Tampoco atacó el sistema público de salud con cara de agonía y rabiosa
injusticia desde una cama de la Clínica Alemana… No se victimizó ni
tampoco financió sus actividades proselitistas con emotivas colectas
liderada por una “coqueta” hermana. En realidad, Eleonora quería
aportar, planteó ideas claras y no ocultó su militancia a pesar que
pudiese haber sido conveniente hacerlo. Eleonora fue con las manos
limpias a la elección y regresó a su casa con pulcritud.
En el mismo distrito fue electo Rodrigo Rojas Vade, quien fuera elevado
a los cielos por las hordas encapuchadas del “inmaculado y verdadero
pueblo” (porque el resto no lo es) al nivel de la santificación, que le
significó llegar a ser carta fuerte para vicepresidente de la Convención
Constituyente en el día de su inauguración. El Pelado Rojas Vade salió
tercero imponiéndose Bassa, aunque con la ampliación de la mesa
directiva, fue ungido entre los nuevos siete vicepresidentes. Su
currículo, más allá de ser técnico en prevención aeronáutica, tenía el
incontestable pedigrí de ser un activista de los derechos de la salud
respaldado por su doloroso periplo a causa de una leucemia.
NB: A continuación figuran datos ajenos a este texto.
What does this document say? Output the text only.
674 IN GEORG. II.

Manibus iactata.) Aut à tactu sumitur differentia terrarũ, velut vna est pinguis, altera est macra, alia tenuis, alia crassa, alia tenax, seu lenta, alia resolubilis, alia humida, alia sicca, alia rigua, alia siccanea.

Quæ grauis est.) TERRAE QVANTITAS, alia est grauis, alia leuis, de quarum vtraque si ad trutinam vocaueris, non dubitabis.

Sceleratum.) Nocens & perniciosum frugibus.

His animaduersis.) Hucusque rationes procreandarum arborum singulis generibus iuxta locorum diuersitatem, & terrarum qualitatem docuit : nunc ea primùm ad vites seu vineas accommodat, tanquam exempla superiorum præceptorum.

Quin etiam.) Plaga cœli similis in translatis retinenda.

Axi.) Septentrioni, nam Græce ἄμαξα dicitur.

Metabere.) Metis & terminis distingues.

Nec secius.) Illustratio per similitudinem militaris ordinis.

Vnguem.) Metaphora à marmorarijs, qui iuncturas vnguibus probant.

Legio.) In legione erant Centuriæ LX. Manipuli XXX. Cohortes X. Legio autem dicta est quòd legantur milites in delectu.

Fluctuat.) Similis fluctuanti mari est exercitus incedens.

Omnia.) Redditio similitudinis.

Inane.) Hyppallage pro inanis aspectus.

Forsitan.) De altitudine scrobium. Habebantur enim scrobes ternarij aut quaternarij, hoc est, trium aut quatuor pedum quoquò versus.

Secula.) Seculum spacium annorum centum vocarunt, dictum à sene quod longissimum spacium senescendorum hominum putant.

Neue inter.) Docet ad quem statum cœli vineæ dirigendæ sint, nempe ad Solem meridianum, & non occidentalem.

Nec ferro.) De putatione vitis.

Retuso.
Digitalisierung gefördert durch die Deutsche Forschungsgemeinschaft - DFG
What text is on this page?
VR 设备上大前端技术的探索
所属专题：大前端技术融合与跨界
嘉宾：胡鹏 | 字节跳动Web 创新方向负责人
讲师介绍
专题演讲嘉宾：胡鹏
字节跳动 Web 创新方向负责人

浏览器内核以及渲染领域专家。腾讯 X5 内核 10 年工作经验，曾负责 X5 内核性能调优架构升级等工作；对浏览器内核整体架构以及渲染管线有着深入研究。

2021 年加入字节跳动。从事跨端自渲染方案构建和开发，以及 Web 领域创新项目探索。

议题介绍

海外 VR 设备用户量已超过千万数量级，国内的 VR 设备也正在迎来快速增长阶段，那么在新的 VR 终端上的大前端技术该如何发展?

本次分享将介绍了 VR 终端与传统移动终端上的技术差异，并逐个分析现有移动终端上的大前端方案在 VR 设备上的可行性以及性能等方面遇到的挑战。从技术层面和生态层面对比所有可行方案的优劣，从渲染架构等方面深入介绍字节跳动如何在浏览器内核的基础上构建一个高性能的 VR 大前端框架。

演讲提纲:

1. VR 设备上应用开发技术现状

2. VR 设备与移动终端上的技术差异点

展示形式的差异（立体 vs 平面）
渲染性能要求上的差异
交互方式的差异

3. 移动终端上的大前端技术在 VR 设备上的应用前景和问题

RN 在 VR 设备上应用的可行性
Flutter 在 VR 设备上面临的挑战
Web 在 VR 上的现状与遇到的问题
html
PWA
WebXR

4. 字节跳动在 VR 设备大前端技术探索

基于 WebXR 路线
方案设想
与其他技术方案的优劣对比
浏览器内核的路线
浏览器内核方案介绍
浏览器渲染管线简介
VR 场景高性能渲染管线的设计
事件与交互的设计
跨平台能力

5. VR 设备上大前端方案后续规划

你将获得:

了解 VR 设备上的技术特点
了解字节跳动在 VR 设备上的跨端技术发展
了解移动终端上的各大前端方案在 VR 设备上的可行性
Gracias al
diario La Tercera que develó la verdad, sabemos que todo fue parte de un
montaje, como tantos otros de parte de los que profesan la religión de
la victimización bajo el aura de superioridad moral del neomarxismo. Si
bien nadie decente de este país ha salido a quemar buses para
manifestar su rabia por este hecho, no es menos verdad que los
arrepentidos del Apruebo observan con vergüenza. “Arrepentíos y
convertíos, para que sean borrados vuestros pecados”, dice la Biblia.
Si
le gusta escaparse de la realidad de vez en cuando, quizás el
surrealismo dé sentido a algunas cosas que son incomprensibles desde la
perspectiva racional. ¡Bienvenido al show de lo absurdo!. La puesta en
escena de la Lista del Pueblo, Partido Comunista y de otros sujetos de
la extrema izquierda está en desarrollo. Chile es liderado por Pikachu,
dinosaurios, muertos resucitados, enfermos que se curan, batman (Flor
Motuda) y la abuela. Seguramente los belgas deben estar celosos de
nuestra creatividad surrealista. Nuestro país es cada día más un comic.